它四肢瘫软,眼光暗淡,鼻孔流血,全然没有了之前的凶样。

“还不松口吗?像只狗一样。”

头顶的声音带着哂意。

席银回过神来,这才慢慢松开牙齿,看向张铎的手臂。

他的绸袖下渗出淡淡的红色,显然是被她咬破了皮。

“第一次咬男人?”

他一面说,一面挽起袖口,一圈清晰的牙印露于席银眼前。其力之狠,令她自己都有些害怕。

“你不说话,我就当你是第一次。”

他说这话的时候挂着笑,抬臂自顾自地端详着伤处,添哂道:“还成,虽然动作不雅,但好歹伤到我了,比昨晚下毒的时候果断。”

席银回味出了口中的血腥味,不由作呕,干吐了好一会让,方渐渐缓过来,抚着胸口喘息道:

“我……我想杀你……你为什么不杀我呢。”

张铎笑笑,伸手将她脸颊上的碎发挽向耳后。

“因为你是女人。”

她一愣,抬眼望向张铎。

“你不杀女人吗?”

他摇了摇头:似笑非笑道“除非女人骗得过我。”

这话不含任何刻意埋汰的意思,但并不动听。席银耳根一红,撇开了眼。

“洛阳城要杀我的人不少,但我并没有必要把这些人都杀尽。中原逐鹿,原当有千军万马,若一人弯弓,岂不是孤独。所以……”

他顿了顿,食指在其下巴上一挑,“你兄长也还活着。”

“活着?”

她忙回头:“那为什么那位姑娘说……”

“她和你一样,很多事看不清楚。”

席银苍白的面色稍出些红润,声音也明显愉悦起来。

“我兄长如今在什么地方。”

“不日启程东郡。内禁军刑室是对他用了重刑,但那一身皮肉伤对他来说,是一层保护。”

席银听不明他具体的意思,只是留意到了“东郡”二字。

“东郡离洛阳那么远,他为什么要去?”

张铎闻言笑了一声:“北邙山蛰伏十年,你以为,你兄长岑照真就只是一位眼盲公子?”

他说完这句话,起身走进清谈居,从熏炉上取下袍子抛到门前。

“不想进来就自己再坐会儿,缓好了起来,把我的庭院收拾干净。

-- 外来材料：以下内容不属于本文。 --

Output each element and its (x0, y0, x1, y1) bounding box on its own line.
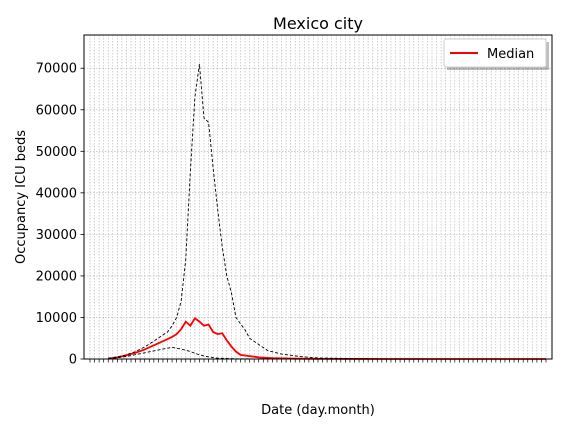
legend-box (443, 38, 547, 68)
chart-title: Mexico city (273, 14, 363, 33)
y-tick-label: 10000 (36, 311, 77, 326)
y-tick-label: 0 (69, 353, 77, 368)
legend: Median (443, 38, 549, 70)
y-tick-label: 40000 (36, 186, 77, 201)
y-tick-label: 30000 (36, 228, 77, 243)
y-tick-label: 60000 (36, 103, 77, 118)
y-tick-label: 70000 (36, 62, 77, 77)
legend-median-label: Median (487, 47, 534, 62)
x-axis-label: Date (day.month) (261, 403, 375, 418)
grid-layer (84, 35, 552, 360)
x-axis-ticks (89, 359, 547, 363)
y-tick-label: 50000 (36, 145, 77, 160)
y-axis-label: Occupancy ICU beds (14, 130, 29, 264)
y-tick-label: 20000 (36, 269, 77, 284)
y-axis-ticks: 0 10000 20000 30000 40000 50000 60000 70000 (36, 62, 84, 368)
series-line-median (108, 316, 547, 360)
series-line-bound-1 (108, 64, 547, 360)
plot-area: 0 10000 20000 30000 40000 50000 60000 70000 (36, 34, 553, 368)
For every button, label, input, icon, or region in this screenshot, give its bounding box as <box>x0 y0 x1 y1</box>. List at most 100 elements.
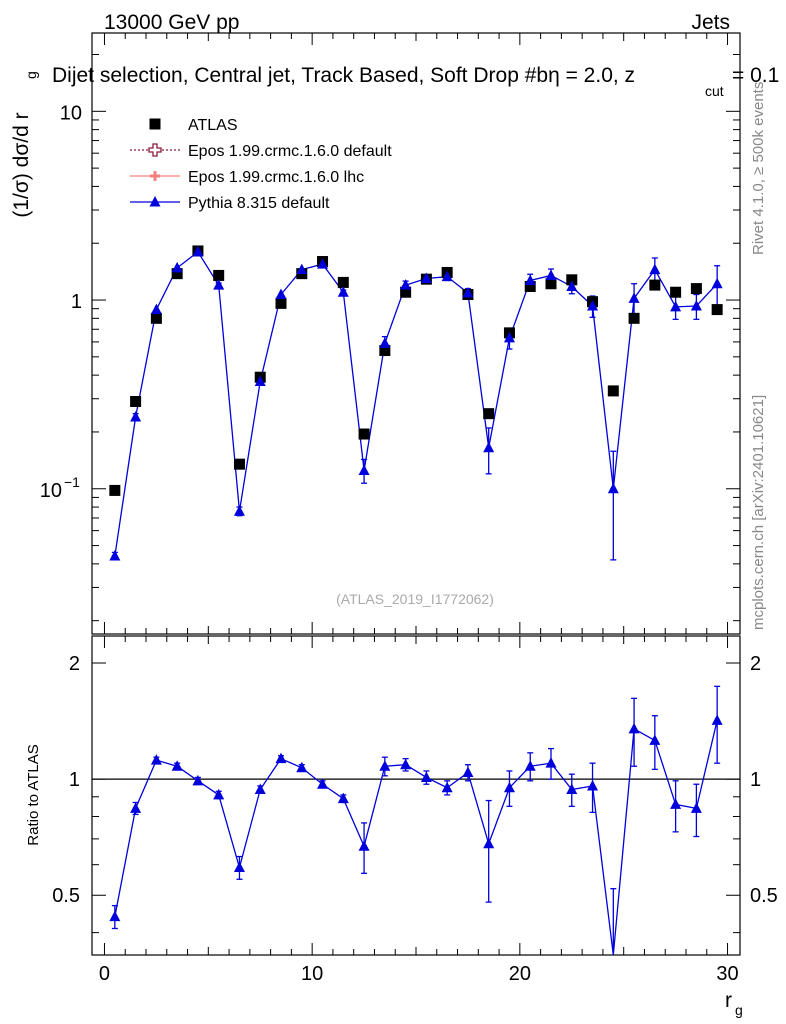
pythia-point <box>400 279 412 290</box>
legend-label: Pythia 8.315 default <box>188 195 330 212</box>
subtitle-text: Dijet selection, Central jet, Track Base… <box>52 64 635 87</box>
atlas-point <box>379 345 391 357</box>
legend-item: ATLAS <box>149 117 238 134</box>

”

清谈居留给席银收拾,张铎人便在西馆。

燕居于府,仰赖书帖消闲,廷尉正李继跪坐在他对面,眼见那临起来极慢的秦小篆写了一行又一行,就是不听他开口。只得把已经重复了三遍的话,又说了一遍。

“张大人,陛下命廷尉勾案了。”

张铎扼袖观字。“我听见了。”说着抬头看了他一眼。

“你来是为了知会我一声?”

李继忙道:“陛下昨夜密召我入宫,除议勾案之事,另有一样东西赐予张大人,让我带来。”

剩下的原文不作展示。